The Yaron Research Group

Design of dyes for imaging of biological systems

RNA-Dye binding diagram

Schematic of an RNA strand used to bind a fluorescent dye to a target protein.

Overview

This work is in collaboration with Bruce Armitage of the Department of Chemistry and Molecular Biosensor and Imaging Center (MBIC) at Carnegie Mellon. The overall goal is to develop fluorogenic dye/RNA aptamer pairs that can be used as components of fluorescent labels and sensors. The above depicts an RNA molecule that consists of two domains, which bind independently to a target of interest and to a fluorogenic dye molecule. Binding of the dye causes it to become fluorescent, meaning that the RNA-dye complex can serve as a fluorescent label for the target. Our goal is to use computation to identify improved dyes.

Torsional potential graph

Figure 1: Torsional potential in excited state of fluorogenic dye. In solution, the dye twists beyond 80° and does not emit light. When bound to a target, steric constraints prevent this twist and the dye emits light.

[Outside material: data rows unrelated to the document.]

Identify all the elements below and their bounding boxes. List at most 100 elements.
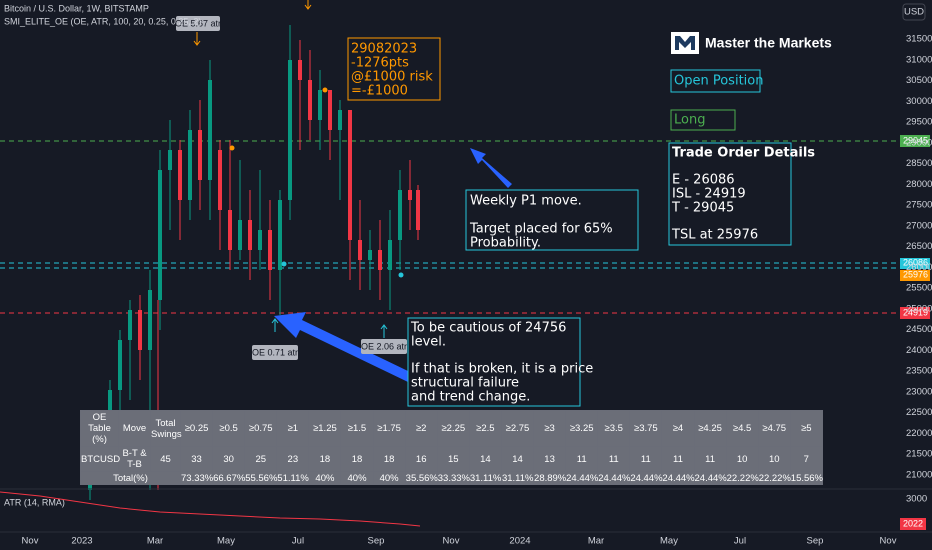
- details-line: ISL - 24919: [672, 187, 746, 202]
- price-axis-label: 25500: [906, 283, 932, 294]
- table-cell: ≥1.75: [372, 409, 406, 448]
- table-cell: Move: [118, 409, 151, 448]
- caution-line: If that is broken, it is a price: [411, 362, 593, 377]
- result-line: @£1000 risk: [351, 70, 433, 85]
- table-row: BTCUSD B-T & T-B 45 33 30 25 23 18 18 18 16 15 14 14 1…: [80, 446, 823, 473]
- price-tag-label: 25976: [903, 269, 928, 279]
- oe-label: OE 5.67 atr: [175, 18, 221, 28]
- price-axis-label: 24500: [906, 324, 932, 335]
- table-row: Total(%) 73.33% 66.67% 55.56% 51.11% 40% 40% 40…: [80, 471, 824, 485]
- result-line: =-£1000: [351, 84, 408, 99]
- table-cell: ≥4: [661, 409, 695, 448]
- table-cell: 24.44%: [661, 471, 695, 485]
- position: Open Position: [674, 74, 763, 89]
- table-cell: 24.44%: [629, 471, 663, 485]
- price-tag: [900, 135, 930, 147]
- weekly-line: Target placed for 65%: [469, 222, 613, 237]
- oe-label-bg: [176, 16, 220, 31]
- table-cell: 11: [565, 446, 599, 473]
- currency-btn[interactable]: [902, 3, 926, 21]
- time-axis-label: Nov: [443, 536, 460, 547]
- table-cell: ≥3.25: [565, 409, 599, 448]
- price-axis-label: 23500: [906, 366, 932, 377]
- table-cell: ≥3.5: [597, 409, 631, 448]
- weekly-box: [465, 189, 639, 251]
- time-axis-label: Nov: [880, 536, 897, 547]
- table-cell: ≥2: [404, 409, 438, 448]
- time-axis-label: Mar: [147, 536, 163, 547]
- table-cell: 73.33%: [179, 471, 214, 485]
- table-cell: 66.67%: [212, 471, 246, 485]
- table-cell: ≥0.5: [212, 409, 246, 448]
- table-cell: Total(%): [80, 471, 181, 485]
- table-cell: 40%: [372, 471, 406, 485]
- price-tag-label: 24919: [903, 307, 928, 317]
- signal-dot: [281, 261, 287, 267]
- time-axis-label: Nov: [22, 536, 39, 547]
- price-axis-label: 24000: [906, 345, 932, 356]
- time-axis-label: Sep: [368, 536, 385, 547]
- price-axis-label: 23000: [906, 386, 932, 397]
- price-tag-label: 29045: [903, 135, 928, 145]
- table-cell: 40%: [340, 471, 374, 485]
- table-cell: 31.11%: [500, 471, 535, 485]
- price-tag: [900, 270, 930, 281]
- table-cell: 30: [212, 446, 246, 473]
- currency[interactable]: USD: [904, 7, 924, 18]
- position-box: [670, 69, 761, 93]
- signal-dot: [398, 272, 404, 278]
- table-cell: 11: [661, 446, 695, 473]
- time-axis-label: Jul: [292, 536, 304, 547]
- oe-arrow: [271, 318, 279, 332]
- table-cell: OE Table (%): [80, 409, 119, 448]
- brand-logo-mark: [675, 36, 695, 50]
- price-axis-label: 30000: [906, 96, 932, 107]
- table-cell: 7: [789, 446, 823, 473]
- pointer-arrow: [470, 148, 512, 188]
- table-cell: 14: [500, 446, 535, 473]
- table-cell: 35.56%: [404, 471, 438, 485]
- table-cell: 11: [597, 446, 631, 473]
- price-axis-label: 28500: [906, 158, 932, 169]
- table-cell: 22.22%: [725, 471, 759, 485]
- price-axis-label: 29500: [906, 117, 932, 128]
- price-tag: [900, 307, 930, 319]
- caution-line: To be cautious of 24756: [410, 321, 566, 336]
- price-axis-label: 30500: [906, 75, 932, 86]
- table-cell: 15: [436, 446, 470, 473]
- table-cell: B-T & T-B: [118, 446, 151, 473]
- price-axis-label: 26500: [906, 241, 932, 252]
- result-line: -1276pts: [351, 56, 409, 71]
- table-cell: 11: [693, 446, 727, 473]
- price-tag-label: 26086: [903, 257, 928, 267]
- details-box: [668, 142, 792, 246]
- atr-label: ATR (14, RMA): [4, 497, 65, 507]
- price-axis-label: 21500: [906, 449, 932, 460]
- table-cell: 15.56%: [789, 471, 824, 485]
- table-cell: 45: [150, 446, 181, 473]
- table-cell: 33: [179, 446, 214, 473]
- table-cell: ≥2.5: [468, 409, 502, 448]
- time-axis-label: Jul: [734, 536, 746, 547]
- table-cell: ≥2.75: [500, 409, 535, 448]
- caution-line: level.: [411, 335, 446, 350]
- table-cell: ≥3: [533, 409, 567, 448]
- direction: Long: [674, 113, 705, 128]
- table-cell: ≥1.25: [308, 409, 342, 448]
- table-cell: ≥0.25: [179, 409, 214, 448]
- table-cell: 24.44%: [597, 471, 631, 485]
- atr-line: [0, 491, 421, 527]
- time-axis-label: May: [660, 536, 678, 547]
- atr-tag: [900, 518, 926, 530]
- table-cell: 23: [276, 446, 310, 473]
- details-line: E - 26086: [672, 173, 735, 188]
- red-bodies: [138, 60, 420, 350]
- pointer-arrow: [274, 312, 410, 382]
- table-cell: ≥4.75: [757, 409, 791, 448]
- table-cell: 25: [244, 446, 278, 473]
- table-cell: 10: [725, 446, 759, 473]
- time-axis-label: Mar: [588, 536, 604, 547]
- table-cell: 24.44%: [565, 471, 599, 485]
- oe-label-bg: [252, 345, 298, 360]
- price-axis-label: 22000: [906, 428, 932, 439]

Our recent work illustrates how computation can aid in identifying dyes whose fluorescent properties change on binding to a biomolecule. The above shows the excited state energy as a function of torsional angle between the heterocycles in a series of fluorinated Thiazole Orange (TO) dyes. For all of these dyes, optical excitation is to a nearly planar local minimum with a small barrier leading to a deep twisted minimum. If the molecule overcomes the barrier and reaches the twisted structure, fluorescence is quenched. This occurs only in solution, since binding to a biomolecules hinders the rotation to the twisted structure. Our computed barrier heights are consistent with the trend in observed quantum yields in solution. An optimal dye will rotate, and so quench in solution, yet remain planar when bound to the target molecule.

Our design strategy is to engineering the characteristics of this barrier to enhance and control the degree of fluorescence quenching. In a recent study, we developed an approach to allow computational screening of a library of over a million molecules obtained by placing electron donors and acceptors on a Thiazole Orange framework. We are currently working on control of the barrier through steric effects.

This work is coupled to our general interest on the role of torsional degrees of freedom in organic molecules (see for instance our projects on the effects of disorder on organic semiconductors and on the design of molecular motors).